The executive board meeting will begin on May 29, a day after the assembly ends.
Bangladesh is globally known for its campaign for the well-being of children with autism.
Due to its initiative, the United Nations and the Regional Committee Meeting of South East Asian Region of WHO earlier adopted two resolutions on autism.
To gather more support for its resolution, Bangladesh will co-host an autism meeting on Tuesday at a parallel session, where Prime Minister’s daughter Saima Wazed Putul will also speak.
Putul, a US-licensed psychologist, leads autism campaigns in Bangladesh.
The minister in his speech said maintaining good health was a key necessity for economic productivity.
He was designated to speak on how health can find a place in the next development goals. This assembly is also focusing on post-2015 goals as less than 1,000 days left to end the current MDGs.
He called upon all to speak ‘together louder and louder’ to ensure that all the determinants of health –physical, mental and social well-being – find place in the next development goals for the ‘well-being of all’.

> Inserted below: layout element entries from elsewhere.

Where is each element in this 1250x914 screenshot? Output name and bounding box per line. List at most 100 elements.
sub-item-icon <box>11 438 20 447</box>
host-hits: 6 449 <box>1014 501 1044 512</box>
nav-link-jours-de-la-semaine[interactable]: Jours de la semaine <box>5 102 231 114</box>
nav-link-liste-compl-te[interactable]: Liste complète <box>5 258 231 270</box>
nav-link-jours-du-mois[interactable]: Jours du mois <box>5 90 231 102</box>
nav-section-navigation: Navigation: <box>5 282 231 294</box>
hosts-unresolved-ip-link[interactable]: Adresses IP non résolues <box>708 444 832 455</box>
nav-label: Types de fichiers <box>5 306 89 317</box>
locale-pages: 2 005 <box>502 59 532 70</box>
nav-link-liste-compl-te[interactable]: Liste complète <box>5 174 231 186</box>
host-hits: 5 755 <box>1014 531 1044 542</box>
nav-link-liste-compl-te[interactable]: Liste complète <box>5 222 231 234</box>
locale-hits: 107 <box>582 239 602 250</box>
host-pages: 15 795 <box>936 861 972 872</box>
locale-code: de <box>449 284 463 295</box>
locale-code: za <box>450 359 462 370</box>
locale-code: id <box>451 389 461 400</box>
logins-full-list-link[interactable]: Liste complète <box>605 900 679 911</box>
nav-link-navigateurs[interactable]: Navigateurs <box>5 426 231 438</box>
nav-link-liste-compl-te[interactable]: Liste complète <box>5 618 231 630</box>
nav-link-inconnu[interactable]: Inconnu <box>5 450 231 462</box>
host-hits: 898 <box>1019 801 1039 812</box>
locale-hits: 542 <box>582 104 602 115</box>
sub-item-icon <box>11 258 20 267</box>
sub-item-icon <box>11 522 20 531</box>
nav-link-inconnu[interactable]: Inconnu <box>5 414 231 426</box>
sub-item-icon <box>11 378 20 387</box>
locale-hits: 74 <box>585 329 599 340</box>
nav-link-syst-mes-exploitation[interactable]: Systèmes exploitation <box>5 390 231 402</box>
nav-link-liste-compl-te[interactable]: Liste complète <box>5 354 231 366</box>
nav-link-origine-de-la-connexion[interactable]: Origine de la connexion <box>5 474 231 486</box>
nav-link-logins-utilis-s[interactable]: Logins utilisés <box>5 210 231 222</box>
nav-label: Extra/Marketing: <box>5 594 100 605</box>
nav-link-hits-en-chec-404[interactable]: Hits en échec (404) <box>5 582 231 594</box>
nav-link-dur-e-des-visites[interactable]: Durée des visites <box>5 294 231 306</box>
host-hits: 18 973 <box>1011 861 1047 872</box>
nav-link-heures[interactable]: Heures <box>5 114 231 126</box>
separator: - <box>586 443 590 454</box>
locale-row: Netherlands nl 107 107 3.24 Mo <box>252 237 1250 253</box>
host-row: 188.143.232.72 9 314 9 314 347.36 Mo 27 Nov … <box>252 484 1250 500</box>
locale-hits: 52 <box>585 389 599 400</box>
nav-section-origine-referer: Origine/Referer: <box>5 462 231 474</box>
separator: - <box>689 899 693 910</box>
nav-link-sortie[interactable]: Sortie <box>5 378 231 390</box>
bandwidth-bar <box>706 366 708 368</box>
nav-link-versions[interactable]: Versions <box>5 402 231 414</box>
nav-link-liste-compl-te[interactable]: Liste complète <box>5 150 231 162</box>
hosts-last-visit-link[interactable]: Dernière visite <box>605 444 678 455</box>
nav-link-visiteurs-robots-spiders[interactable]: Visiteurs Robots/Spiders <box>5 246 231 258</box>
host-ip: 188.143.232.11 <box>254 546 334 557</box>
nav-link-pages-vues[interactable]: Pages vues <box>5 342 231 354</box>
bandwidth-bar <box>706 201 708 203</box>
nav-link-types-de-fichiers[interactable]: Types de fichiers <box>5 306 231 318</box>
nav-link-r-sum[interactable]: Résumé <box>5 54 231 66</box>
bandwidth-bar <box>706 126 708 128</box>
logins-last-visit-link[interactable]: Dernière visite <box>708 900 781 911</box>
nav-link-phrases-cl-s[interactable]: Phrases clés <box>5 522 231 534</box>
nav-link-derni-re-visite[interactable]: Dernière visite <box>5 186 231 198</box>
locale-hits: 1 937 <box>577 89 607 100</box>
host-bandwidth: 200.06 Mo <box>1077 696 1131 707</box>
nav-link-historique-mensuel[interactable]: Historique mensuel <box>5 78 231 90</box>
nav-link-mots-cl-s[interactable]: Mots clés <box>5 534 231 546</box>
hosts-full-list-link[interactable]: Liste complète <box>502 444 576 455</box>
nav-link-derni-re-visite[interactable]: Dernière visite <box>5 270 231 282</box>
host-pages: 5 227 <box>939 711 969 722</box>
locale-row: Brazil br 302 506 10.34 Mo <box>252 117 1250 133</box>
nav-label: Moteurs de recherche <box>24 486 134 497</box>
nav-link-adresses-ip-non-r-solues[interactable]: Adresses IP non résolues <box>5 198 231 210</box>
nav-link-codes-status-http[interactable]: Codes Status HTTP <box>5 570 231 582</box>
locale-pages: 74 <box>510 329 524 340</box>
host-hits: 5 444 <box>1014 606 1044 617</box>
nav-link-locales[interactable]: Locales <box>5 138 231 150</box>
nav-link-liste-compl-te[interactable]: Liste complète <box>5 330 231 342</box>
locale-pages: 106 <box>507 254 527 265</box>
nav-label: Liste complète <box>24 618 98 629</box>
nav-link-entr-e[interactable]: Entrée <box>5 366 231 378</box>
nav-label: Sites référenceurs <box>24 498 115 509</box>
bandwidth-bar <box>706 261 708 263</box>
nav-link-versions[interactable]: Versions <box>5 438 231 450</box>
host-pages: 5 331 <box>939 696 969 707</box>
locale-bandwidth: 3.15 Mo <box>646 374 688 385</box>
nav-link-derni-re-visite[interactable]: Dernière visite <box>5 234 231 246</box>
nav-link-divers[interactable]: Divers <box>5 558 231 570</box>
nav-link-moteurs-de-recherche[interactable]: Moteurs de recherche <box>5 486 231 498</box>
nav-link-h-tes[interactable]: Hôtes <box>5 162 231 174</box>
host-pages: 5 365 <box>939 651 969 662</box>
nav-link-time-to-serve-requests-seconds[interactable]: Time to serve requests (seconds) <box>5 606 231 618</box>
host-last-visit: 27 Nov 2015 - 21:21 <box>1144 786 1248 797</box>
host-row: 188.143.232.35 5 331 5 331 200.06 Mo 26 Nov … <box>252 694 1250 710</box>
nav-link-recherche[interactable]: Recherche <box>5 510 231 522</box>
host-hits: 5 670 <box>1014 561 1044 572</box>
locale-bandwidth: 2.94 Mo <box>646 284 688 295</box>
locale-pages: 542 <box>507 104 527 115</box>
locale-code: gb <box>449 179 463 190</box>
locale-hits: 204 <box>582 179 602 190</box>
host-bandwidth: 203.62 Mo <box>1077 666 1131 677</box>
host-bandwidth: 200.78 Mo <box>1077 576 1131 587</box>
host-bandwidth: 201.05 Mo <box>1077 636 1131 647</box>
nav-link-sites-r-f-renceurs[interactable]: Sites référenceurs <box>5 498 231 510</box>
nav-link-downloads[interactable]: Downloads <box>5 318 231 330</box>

Like his earlier speech on Sunday in the Commonwealth Health Ministers’ Meeting in Geneva, he also suggested keeping the goals and its indicators ‘limited, easily understandable and measurable’.
He suggested setting up of ‘a common global target’ for each indicator.
“If you look carefully, MDG targets have fallacies which creates room for discrimination,” he said pointing out that even after cutting two-third maternal deaths, as proposed by MDGs, by 2015, Uzbekistan, Vietnam, Sierra Leon and Bangladesh would have 15, 60, 325 and 144 maternal death cases respectively.
“That means more mothers will be allowed to die in the last two countries (Sierra Leon and Bangladesh) compared to previous two countries (Uzbekistan and Vietnam) in 2015 even after attaining MDG 5 indicators”.
He said some countries that were lagging behind would need ‘more attention, more resources to upgrade their situation’.
“They should be given flexibilities, breathing space and protection so that the benefits reach to the people who need them most,” he said urging extension of the Trade-Related Aspects of Intellectual Property Rights (TRIPS) beyond 2016 for LDCs.
He further renewed his call to reflect upon ‘well-being for all’ in post-2015 goals.
The minister also made the call not to miss the “unfinished tasks” of health related MDGs like lifestyle diseases, mental health including autism, universal health coverage, poverty and hunger elimination, and primary health care.
He also committed to work closely with all member states in making ‘achievable and holistic’ post-2015 goals.